Although extremely rare, osteomyelitis of the ribs and sternum, secondary to a breast implant, has previously been reported in the context of implant infection directly spreading to bone (14). However, in our patient, wound cultures were negative for microorganisms, limiting the tissue destruction’s aetiology to granulomatous inflammation due to the silicone particles inflammation.
In conclusion, although our patient recovered well, this case highlights the potential complications resulting from extracapsular silicone implant ruptures and their relevance to cardiothoracic surgery. Early diagnosis and management are vital in preventing granuloma formation and potential tissue destruction. The low incidence of these complications, patients’ asymptomatic nature, and the low sensitivity of physical examinations make it challenging to detect silent ruptures. Therefore, clinicians should be aware of the potential complications of ruptured silicone implants and exercise a low threshold for imaging studies to ensure early intervention as appropriate for each patient.
Surgical management
The patient’s surgical management involved both the cardiothoracic and plastics and reconstructive teams. She was admitted for an elective anterior chest wall resection involving the sternal body and ribs 2–6, including the overlying skin and subcutaneous fat, as illustrated in Figure 2. Intra-operative findings included abnormal soft tissue extending down to the ribs with adhesions to the lung and mediastinal fat, illustrated in Figure 3. The reconstruction was performed using a Marlex mesh sandwich reinforced with gentamicin cement to repair the bony defect. This was covered with a pedicled latissimus dorsi myocutaneous flap to replace the soft tissue loss. The result is shown in Figure 4.

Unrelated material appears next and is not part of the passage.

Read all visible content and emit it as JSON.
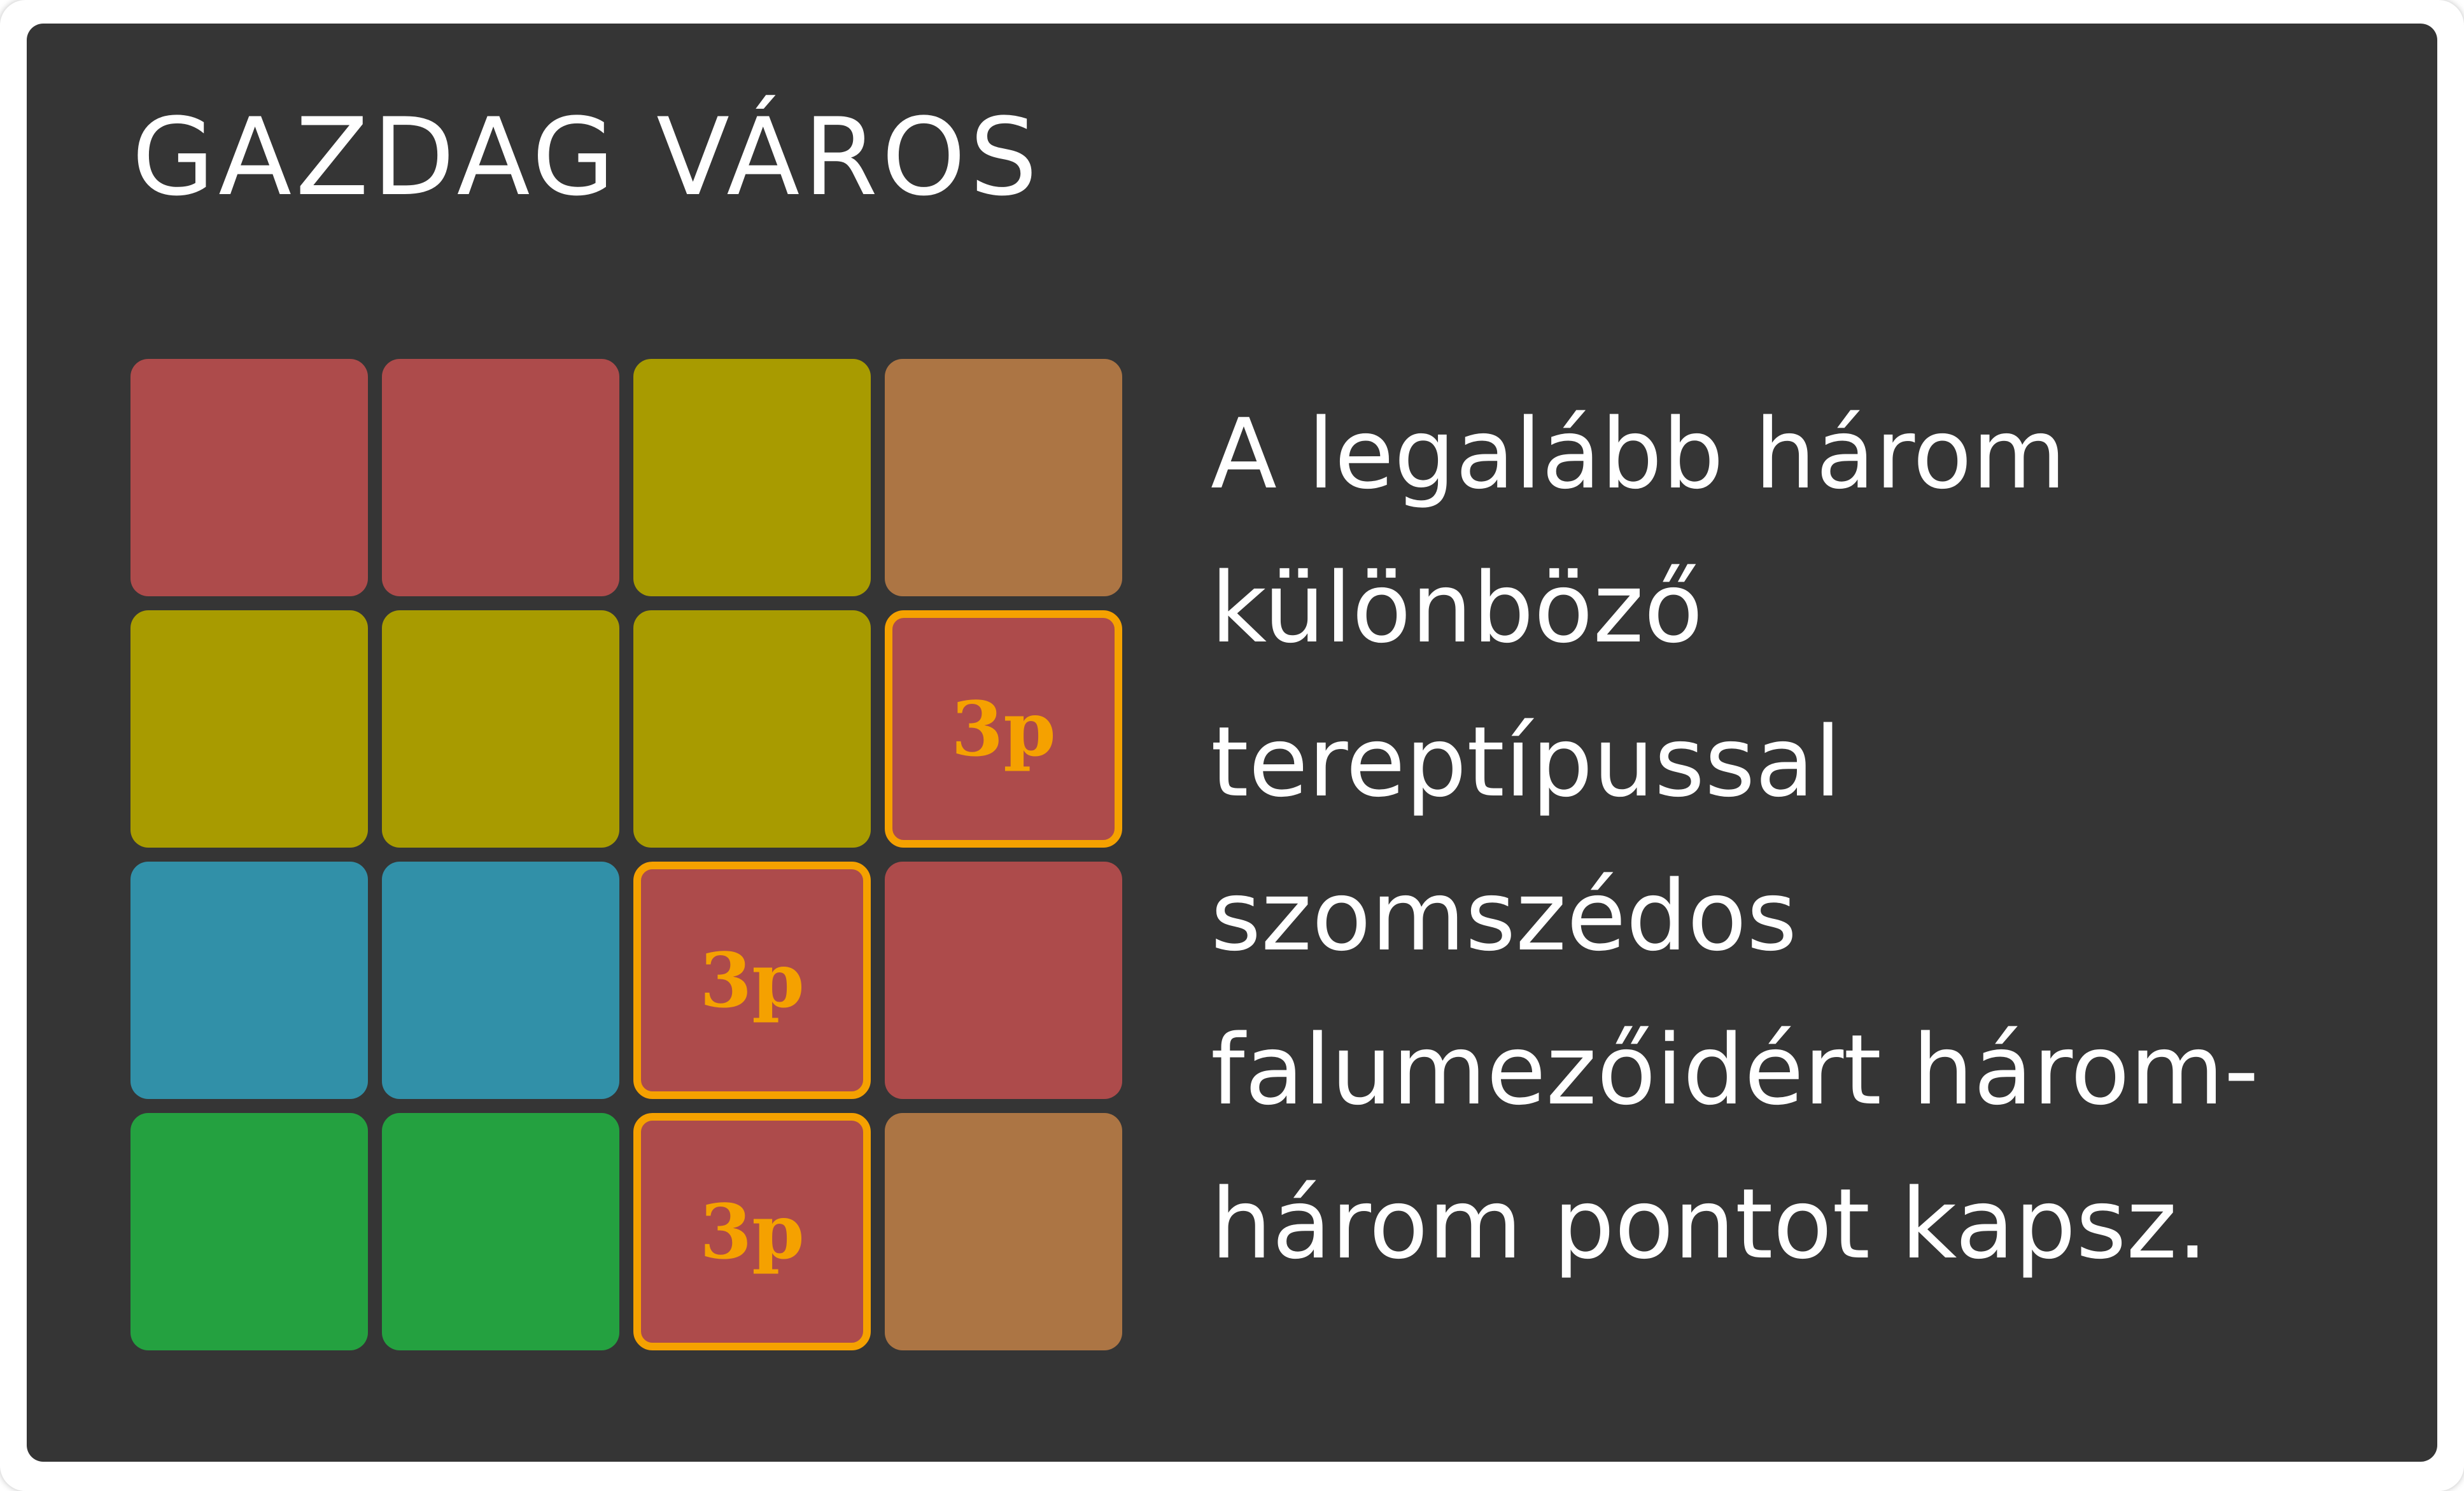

Histopathological evaluation revealed tissue with abundant inflammatory cells, hemosiderin-laden macrophages, and foreign-body giant cells. Sections from decalcified ribs showed areas of necrosis surrounding fibrocollagenous tissue and dead bony trabeculae, confirming the chronic sinus tract clinical diagnosis. There was no evidence of malignancy.
The operation and postoperative course were uneventful, and the patient was discharged home with long-term antibiotics. She was seen in the clinic three months after inpatient discharge, showing good wound healing without evidence of cellulitis or local tenderness.